La Audiencia Provincial de Madrid ha condenado a trece años de cárcel al hombre que mató a su madre golpeándola en la cabeza con un martillo por un delito de asesinato con el agravante de parentesco y el atenuante de confesión y reparación de daño.

El Tribunal considera probado que Fernando Luis U.J, de 48 años, sobre las 8.45 horas del 31 de julio de 2015 golpeó en su casa, situada en la calle Lombía, "actuando con ánimo de privarle de su vida golpeó repetidamente en la cabeza y en el tórax con un martillo" a su madre, María Milagros J.U, de 72 años y enferma de cáncer, ocasionándole un shock traumático "que le produjo la muerte en el acto".

De hecho, la atacó de forma premeditada y planificada, por la espalda, para que no pudiera defenderse y, una vez perpetrado el parricidio, llamó a la Policía para informar de lo que había hecho.

También quedó establecido que el procesado odiaba a la víctima y que posteriormente pidió perdón a su hermano y renunció en su favor a la herencia de su padre, consistente en 120.000 euros.

El acusado explicó durante el juicio que desconocía "los motivos exactos" que le llevaron a cometer el crimen, si bien destacó que en aquella época padecía un trastorno depresivo que "nubló" su capacidad para tomar decisiones.

Mantenían una «mala relación»

Ocho años antes del crimen, ambos habían tenido un primer enfrentamiento violento que la madre no quiso denunciar y por el cual Francisco Luis comenzó a tomar antidepresivos.

La mañana de los hechos, su madre, con quien mantenía una "mala relación", le despertó para informarle de que su padre, única persona de la familia con la que mantenía buen trato y que se encontraba hospitalizado por un cáncer, había muerto, hecho que le "hundió por completo".

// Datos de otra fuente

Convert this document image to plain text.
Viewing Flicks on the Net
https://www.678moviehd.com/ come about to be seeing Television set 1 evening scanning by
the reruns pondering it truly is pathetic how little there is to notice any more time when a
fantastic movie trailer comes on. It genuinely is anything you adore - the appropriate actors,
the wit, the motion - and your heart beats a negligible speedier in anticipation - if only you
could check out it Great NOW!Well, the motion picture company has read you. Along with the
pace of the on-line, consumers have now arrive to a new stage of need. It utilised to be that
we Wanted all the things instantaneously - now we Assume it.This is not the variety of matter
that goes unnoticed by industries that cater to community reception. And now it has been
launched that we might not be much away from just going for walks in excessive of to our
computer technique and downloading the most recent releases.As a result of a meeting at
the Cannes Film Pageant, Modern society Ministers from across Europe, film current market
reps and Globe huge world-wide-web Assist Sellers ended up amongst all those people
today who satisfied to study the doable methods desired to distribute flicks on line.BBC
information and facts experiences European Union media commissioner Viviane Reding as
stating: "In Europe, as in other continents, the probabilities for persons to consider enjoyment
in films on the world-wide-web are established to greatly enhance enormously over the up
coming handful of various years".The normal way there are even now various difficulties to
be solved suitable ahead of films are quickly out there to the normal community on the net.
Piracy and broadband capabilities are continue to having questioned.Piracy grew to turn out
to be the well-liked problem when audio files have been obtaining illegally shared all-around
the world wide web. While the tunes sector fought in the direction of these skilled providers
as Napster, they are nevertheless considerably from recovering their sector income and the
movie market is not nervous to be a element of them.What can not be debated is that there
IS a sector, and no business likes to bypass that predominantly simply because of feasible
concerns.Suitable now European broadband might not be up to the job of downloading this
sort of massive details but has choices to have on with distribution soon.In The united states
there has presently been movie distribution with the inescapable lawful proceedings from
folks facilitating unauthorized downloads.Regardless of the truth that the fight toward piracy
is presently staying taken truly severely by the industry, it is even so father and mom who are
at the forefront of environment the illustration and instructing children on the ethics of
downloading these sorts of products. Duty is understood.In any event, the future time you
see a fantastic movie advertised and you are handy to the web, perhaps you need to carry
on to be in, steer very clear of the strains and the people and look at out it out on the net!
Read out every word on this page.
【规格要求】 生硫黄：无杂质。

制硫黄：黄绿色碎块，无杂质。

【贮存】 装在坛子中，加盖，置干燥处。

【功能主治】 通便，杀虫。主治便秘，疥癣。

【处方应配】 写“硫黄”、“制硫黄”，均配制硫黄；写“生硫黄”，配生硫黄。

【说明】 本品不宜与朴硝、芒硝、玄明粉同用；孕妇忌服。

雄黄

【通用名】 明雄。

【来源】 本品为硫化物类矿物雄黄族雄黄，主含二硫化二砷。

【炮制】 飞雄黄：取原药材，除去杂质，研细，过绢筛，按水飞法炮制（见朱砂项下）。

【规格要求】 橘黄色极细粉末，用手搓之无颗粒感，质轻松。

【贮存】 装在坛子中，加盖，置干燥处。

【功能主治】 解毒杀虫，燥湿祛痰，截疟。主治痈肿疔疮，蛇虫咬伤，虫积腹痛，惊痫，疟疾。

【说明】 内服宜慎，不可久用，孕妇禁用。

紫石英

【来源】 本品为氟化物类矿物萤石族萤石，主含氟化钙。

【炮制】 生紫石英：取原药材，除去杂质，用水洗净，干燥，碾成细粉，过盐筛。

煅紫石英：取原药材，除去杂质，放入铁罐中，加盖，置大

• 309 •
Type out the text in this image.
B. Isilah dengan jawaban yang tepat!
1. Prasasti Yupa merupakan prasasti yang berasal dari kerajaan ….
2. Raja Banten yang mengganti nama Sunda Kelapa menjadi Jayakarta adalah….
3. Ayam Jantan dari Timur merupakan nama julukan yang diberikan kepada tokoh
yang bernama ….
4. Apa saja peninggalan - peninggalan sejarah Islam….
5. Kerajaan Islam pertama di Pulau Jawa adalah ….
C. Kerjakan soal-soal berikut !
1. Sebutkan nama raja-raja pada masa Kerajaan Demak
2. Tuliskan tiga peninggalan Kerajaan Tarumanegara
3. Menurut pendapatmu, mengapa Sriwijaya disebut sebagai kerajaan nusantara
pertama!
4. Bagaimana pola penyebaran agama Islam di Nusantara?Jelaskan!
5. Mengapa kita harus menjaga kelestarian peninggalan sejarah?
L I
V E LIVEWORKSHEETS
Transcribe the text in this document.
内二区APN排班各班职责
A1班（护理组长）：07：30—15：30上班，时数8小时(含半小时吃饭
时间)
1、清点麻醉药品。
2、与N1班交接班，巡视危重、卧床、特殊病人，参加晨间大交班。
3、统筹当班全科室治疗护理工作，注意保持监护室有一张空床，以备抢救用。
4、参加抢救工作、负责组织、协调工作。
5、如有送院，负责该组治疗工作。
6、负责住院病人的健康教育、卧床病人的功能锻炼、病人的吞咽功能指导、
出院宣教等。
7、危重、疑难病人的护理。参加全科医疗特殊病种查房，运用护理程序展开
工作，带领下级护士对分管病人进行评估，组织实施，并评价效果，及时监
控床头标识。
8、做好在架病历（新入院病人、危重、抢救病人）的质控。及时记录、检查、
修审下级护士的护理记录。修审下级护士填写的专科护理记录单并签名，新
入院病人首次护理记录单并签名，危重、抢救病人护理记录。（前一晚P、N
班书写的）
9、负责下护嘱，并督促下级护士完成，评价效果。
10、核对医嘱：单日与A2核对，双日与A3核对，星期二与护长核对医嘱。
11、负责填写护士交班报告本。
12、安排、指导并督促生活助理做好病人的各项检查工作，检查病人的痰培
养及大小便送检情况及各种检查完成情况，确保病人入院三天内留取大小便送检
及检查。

El fiscal pedía que se condenara al reo a 14 años de prisión y la acusación particular, ejercida por el hermano del detenido, solicitaba un año más de condena.

Finalmente, el tribunal considera que concurre la circunstancia agravante de parentesco y las atenuantes de confesión y de reparación del daño, por lo que impone una condena de trece años de prisión e inhabilitación absoluta.